Anker op gaan - het anker lichten om te vertrekken. Daartoe wordt met de hand of met de → ankerlier ketting of tros ingehieuwd, waardoor het jacht naar het anker toe wordt getrokken.
Hulp van de voortstuwer maakt het inhieuwen gemakkelijker, De ketting komt op en neer en verder doorhieuwen doet het anker uitbreken. Het jacht is nu anker op en volgens de regelementen weer varende. De ankerbal wordt neergehaald, of het ankerlicht gedoofd en de navigatie verlichting ontstoken. Lukt het niet het anker uit te breken, dan kan men bij op en neer de ankerlier vastzetten (of de tros beleggen) en door langzaam vooruitvaren het anker over de kop varen. Daarbij wordt het aan de schacht door de verticale stand heen omgetrokken; meestal breken de handen dan meteen uit.

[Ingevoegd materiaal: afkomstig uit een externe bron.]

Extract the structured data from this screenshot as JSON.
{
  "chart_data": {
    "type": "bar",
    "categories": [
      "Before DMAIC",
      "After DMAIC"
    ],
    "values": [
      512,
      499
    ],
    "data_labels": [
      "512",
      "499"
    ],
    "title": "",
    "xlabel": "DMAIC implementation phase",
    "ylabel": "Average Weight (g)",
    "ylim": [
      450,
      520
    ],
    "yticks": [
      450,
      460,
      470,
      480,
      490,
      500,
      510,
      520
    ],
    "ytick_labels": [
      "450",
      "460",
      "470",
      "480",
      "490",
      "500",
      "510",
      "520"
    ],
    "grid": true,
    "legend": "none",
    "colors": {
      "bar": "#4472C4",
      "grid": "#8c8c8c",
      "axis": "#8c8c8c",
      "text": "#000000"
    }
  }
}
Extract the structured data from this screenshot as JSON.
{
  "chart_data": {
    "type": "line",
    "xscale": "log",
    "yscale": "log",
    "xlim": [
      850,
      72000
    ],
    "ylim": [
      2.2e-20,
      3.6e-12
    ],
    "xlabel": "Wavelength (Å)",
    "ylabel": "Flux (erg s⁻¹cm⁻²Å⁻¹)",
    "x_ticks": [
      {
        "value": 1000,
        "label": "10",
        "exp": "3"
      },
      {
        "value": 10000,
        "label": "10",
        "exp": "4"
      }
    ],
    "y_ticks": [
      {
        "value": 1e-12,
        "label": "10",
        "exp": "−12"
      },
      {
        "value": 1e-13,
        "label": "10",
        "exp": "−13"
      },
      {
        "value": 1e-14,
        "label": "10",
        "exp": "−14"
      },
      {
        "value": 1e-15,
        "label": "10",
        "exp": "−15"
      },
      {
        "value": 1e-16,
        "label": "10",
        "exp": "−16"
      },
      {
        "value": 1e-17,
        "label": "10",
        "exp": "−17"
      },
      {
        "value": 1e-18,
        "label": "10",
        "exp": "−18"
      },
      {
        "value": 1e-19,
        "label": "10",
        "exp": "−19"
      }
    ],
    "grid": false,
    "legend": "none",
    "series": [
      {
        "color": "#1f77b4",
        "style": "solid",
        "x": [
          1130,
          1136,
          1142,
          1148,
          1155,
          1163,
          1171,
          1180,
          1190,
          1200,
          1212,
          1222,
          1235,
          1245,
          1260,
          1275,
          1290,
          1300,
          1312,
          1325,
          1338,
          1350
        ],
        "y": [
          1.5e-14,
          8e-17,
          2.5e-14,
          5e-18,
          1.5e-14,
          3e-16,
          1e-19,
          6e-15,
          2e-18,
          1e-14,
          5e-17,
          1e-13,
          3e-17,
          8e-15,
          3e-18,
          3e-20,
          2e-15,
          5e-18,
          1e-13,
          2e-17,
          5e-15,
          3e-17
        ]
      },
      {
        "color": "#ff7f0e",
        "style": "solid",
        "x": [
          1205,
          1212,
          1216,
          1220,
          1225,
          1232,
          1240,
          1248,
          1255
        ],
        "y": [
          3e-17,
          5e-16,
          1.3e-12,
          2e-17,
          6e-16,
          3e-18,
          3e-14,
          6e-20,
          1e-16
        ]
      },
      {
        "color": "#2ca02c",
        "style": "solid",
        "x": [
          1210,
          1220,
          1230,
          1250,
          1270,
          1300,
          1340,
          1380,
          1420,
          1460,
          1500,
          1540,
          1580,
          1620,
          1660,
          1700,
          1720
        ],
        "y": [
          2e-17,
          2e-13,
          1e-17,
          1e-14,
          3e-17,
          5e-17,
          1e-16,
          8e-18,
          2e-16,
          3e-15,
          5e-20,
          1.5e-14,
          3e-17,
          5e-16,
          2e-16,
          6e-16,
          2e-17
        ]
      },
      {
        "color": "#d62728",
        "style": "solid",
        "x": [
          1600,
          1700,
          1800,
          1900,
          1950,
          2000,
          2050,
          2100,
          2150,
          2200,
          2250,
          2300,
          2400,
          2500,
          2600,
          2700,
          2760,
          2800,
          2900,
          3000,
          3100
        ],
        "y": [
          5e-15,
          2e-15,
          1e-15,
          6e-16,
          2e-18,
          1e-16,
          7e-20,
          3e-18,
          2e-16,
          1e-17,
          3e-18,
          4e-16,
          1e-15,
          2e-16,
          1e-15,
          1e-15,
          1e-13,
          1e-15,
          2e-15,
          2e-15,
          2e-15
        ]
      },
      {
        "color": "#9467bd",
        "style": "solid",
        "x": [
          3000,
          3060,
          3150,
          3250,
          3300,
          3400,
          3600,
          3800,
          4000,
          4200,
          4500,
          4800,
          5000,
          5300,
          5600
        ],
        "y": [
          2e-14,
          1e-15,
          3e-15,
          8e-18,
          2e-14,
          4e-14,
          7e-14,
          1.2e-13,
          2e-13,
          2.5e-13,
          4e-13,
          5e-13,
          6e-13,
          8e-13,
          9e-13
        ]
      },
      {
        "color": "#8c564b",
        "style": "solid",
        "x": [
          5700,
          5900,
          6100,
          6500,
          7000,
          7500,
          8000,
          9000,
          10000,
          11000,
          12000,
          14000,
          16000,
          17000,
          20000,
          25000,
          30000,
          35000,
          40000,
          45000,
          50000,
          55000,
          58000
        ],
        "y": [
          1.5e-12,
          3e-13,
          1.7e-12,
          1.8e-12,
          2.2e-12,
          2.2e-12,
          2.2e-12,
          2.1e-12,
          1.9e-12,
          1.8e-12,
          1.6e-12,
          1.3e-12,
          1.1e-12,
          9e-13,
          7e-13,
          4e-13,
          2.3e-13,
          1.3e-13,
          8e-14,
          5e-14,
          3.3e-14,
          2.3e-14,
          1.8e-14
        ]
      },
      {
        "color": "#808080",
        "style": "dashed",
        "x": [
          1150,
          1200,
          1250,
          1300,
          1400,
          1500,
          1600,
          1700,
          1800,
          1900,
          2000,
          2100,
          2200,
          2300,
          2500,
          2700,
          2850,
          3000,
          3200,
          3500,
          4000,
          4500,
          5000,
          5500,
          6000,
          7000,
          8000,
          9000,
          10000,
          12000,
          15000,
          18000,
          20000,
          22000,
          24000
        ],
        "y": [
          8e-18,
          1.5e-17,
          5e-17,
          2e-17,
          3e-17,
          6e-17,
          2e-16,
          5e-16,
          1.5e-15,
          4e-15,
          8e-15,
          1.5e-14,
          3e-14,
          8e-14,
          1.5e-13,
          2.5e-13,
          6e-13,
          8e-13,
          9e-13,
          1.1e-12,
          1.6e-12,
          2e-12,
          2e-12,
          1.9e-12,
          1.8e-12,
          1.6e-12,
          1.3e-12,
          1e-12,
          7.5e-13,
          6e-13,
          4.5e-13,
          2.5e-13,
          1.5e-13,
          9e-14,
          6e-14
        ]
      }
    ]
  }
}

Langzaam vooruitvarend kan men dan het anker thuis hieuwen tot de handen tegen de kluisbaard rusten (of het anker aan dek genomen kan worden). Vooral het laatste deel van ketting of tros, dat op de bodem heeft gelegen, wordt tijdens het inhieuwen goed schoongemaakt. De ketting verdwijnt via de lier in de kettingbak; een tros wordt voor het opbergen gedroogd door hem in → Franse bochten te leggen. Tenslotte wordt het anker aan dek geborgd. →Ankerkluis.